Additional pain points included the lack of Infrastructure-as-Code support like Bicep or ARM templates for the new grounding resource, requiring manual deployment steps, and confusing documentation that didn’t align with the actual Azure environment. Furthermore, users voiced concerns about the apparent dependency on the Azure “assistants” feature, which remains in preview and lacks straightforward portal configuration for knowledge tools, alongside unease about data usage terms associated with the new service impacting enterprise data sovereignty needs.
Further criticism surfaced on a blog post on bitbasti.com in March 2025, which claimed, “From one day to the next, Azure decided to remove the Bing Azure API. Without ANY notice period, they disabled the creation of a new API resource in Azure.”, regarding the Bing API removal and issues creating new resources even before an earlier March 6, 2025, retirement announcement for “BingSearchAPIs with Your LLM.” This earlier retirement affected specific partner resources (S15-S18).

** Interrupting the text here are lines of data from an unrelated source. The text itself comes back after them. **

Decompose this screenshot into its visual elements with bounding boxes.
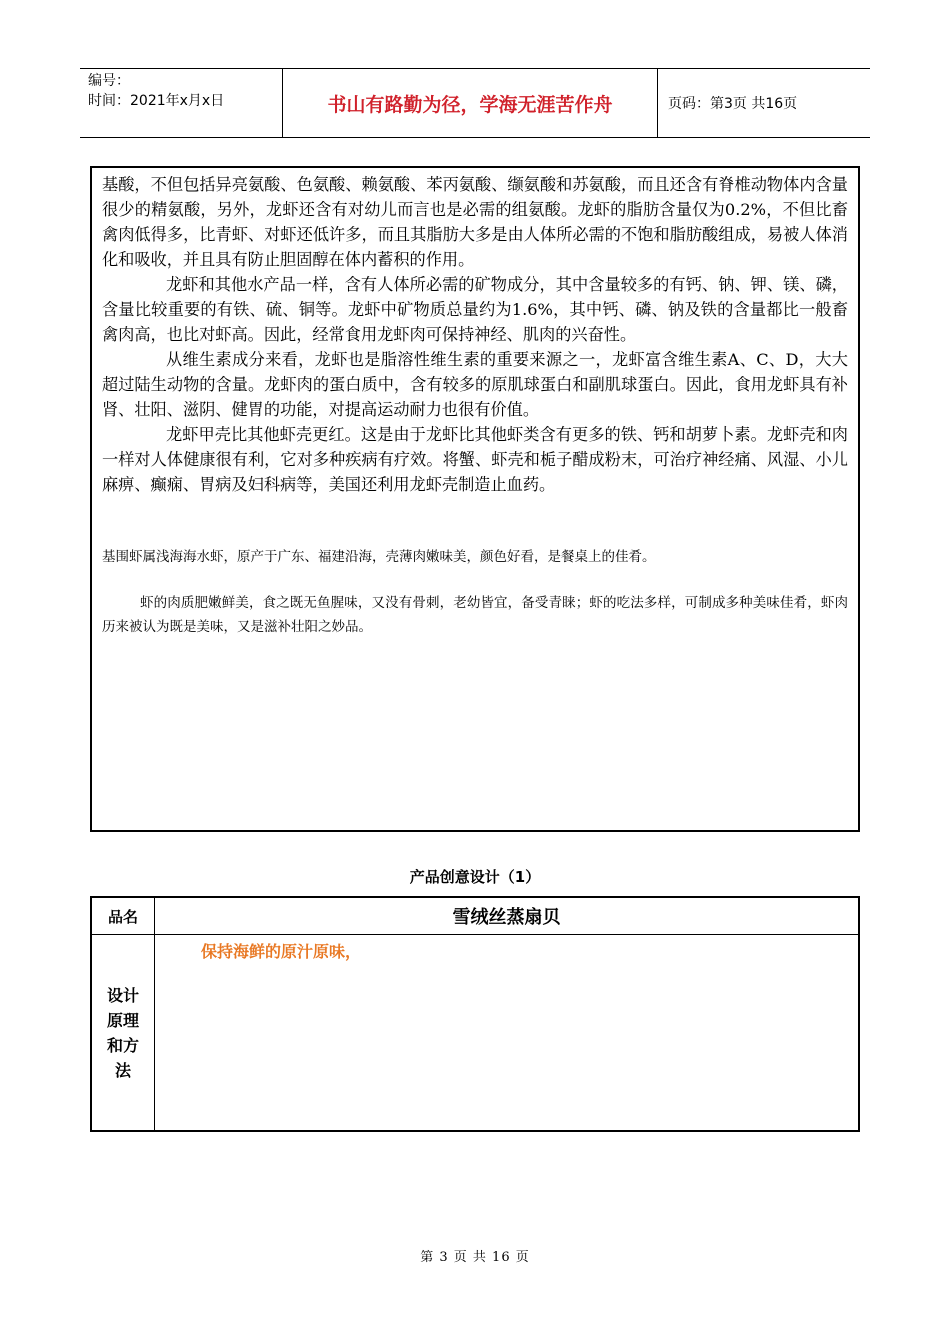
page-header — [80, 68, 870, 138]
paragraph-1: 基酸，不但包括异亮氨酸、色氨酸、赖氨酸、苯丙氨酸、缬氨酸和苏氨酸，而且还含有脊椎动物体内含量很少的精氨酸，另外，龙虾还含有对幼儿而言也是必需的组氨酸。龙虾的脂肪含量仅为0.2%，不但比畜禽肉低得多，比青虾、对虾还低许多，而且其脂肪大多是由人体所必需的不饱和脂肪酸组成，易被人体消化和吸收，并且具有防止胆固醇在体内蓄积的作用。 — [102, 175, 848, 269]
document-date: 时间：2021年x月x日 — [88, 93, 225, 109]
note-paragraph-2: 虾的肉质肥嫩鲜美，食之既无鱼腥味，又没有骨刺，老幼皆宜，备受青睐；虾的吃法多样，可制成多种美味佳肴，虾肉历来被认为既是美味，又是滋补壮阳之妙品。 — [102, 595, 848, 635]
spacer — [102, 497, 848, 545]
product-name-label: 品名 — [92, 898, 155, 934]
design-label-text: 设计原理和方法 — [106, 985, 139, 1080]
header-meta — [80, 69, 282, 137]
paragraph-4: 龙虾甲壳比其他虾壳更红。这是由于龙虾比其他虾类含有更多的铁、钙和胡萝卜素。龙虾壳和肉一样对人体健康很有利，它对多种疾病有疗效。将蟹、虾壳和栀子醋成粉末，可治疗神经痛、风湿、小儿麻痹、癫痫、胃病及妇科病等，美国还利用龙虾壳制造止血药。 — [102, 425, 848, 494]
product-name-value: 雪绒丝蒸扇贝 — [452, 907, 561, 928]
design-label — [92, 935, 155, 1130]
product-table — [90, 896, 860, 1132]
content-box — [90, 166, 860, 832]
paragraph-2: 龙虾和其他水产品一样，含有人体所必需的矿物成分，其中含量较多的有钙、钠、钾、镁、磷，含量比较重要的有铁、硫、铜等。龙虾中矿物质总量约为1.6%，其中钙、磷、钠及铁的含量都比一般畜禽肉高，也比对虾高。因此，经常食用龙虾肉可保持神经、肌肉的兴奋性。 — [102, 275, 848, 344]
header-page-info: 页码：第3页 共16页 — [668, 96, 798, 112]
spacer — [102, 569, 848, 591]
document-number-label: 编号： — [88, 73, 130, 89]
header-motto: 书山有路勤为径，学海无涯苦作舟 — [282, 69, 658, 137]
paragraph-3: 从维生素成分来看，龙虾也是脂溶性维生素的重要来源之一，龙虾富含维生素A、C、D，大大超过陆生动物的含量。龙虾肉的蛋白质中，含有较多的原肌球蛋白和副肌球蛋白。因此，食用龙虾具有补肾、壮阳、滋阴、健胃的功能，对提高运动耐力也很有价值。 — [102, 350, 848, 419]
page-footer: 第 3 页 共 16 页 — [420, 1250, 530, 1265]
design-description: 保持海鲜的原汁原味， — [201, 942, 362, 961]
note-paragraph-1: 基围虾属浅海海水虾，原产于广东、福建沿海，壳薄肉嫩味美，颜色好看，是餐桌上的佳肴。 — [102, 549, 656, 565]
product-name-row — [92, 898, 858, 935]
section-title: 产品创意设计（1） — [409, 868, 541, 886]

Understanding The Azure AI Agent Service
The Azure AI Agent Service, which incorporates the Grounding with Bing Search tool, entered public preview in early 2025. Microsoft positions this as a fully managed platform for building, deploying, and scaling AI agents. It is part of Azure AI Foundry and designed to automate enterprise workflows by integrating with tools like Azure Logic Apps and Microsoft Fabric, utilizing the Azure AI Foundry SDK.
In a Microsoft Tech Community blog post from November 2024, announcing the then-upcoming preview, the company stated, “Inspired by our customers’ needs and the promise of autonomous AI agents, today at Ignite 2024, we are announcing the upcoming public preview of Azure AI Agent Service, a set of feature-rich, managed capabilities that brings together all the models, data, tools, and services that enterprises need to automate business processes of any complexity.”
The service aims to bridge the gap between LLM limitations and real-time web data, as highlighted in a Bing Blogs post from January 2025, which introduced the Grounding with Bing Search feature.
Data Handling And Compliance In The New Model
A significant aspect for developers migrating to Grounding with Bing Search is the data handling model. Microsoft Learn documentation explicitly states that customer data, specifically the search query and resource key, is transferred outside the Azure compliance boundary to the Grounding with Bing Search service. This service, as Microsoft clarifies, is not subject to the same data processing terms or compliance standards as the main Azure AI Agent Service.
Developers are responsible for ensuring this arrangement meets their requirements. The mandatory display of website URLs and Bing search query URLs in custom interfaces is also a key compliance point.
While Microsoft assures that no end-user-specific information beyond the query and resource key is sent to Bing, the shift in data processing location and terms requires careful consideration by organizations, especially those with stringent data sovereignty and compliance mandates. The Grounding with Bing Search tool is compatible with most Azure OpenAI models supported by the Agent Service, though specific exceptions are documented by Microsoft.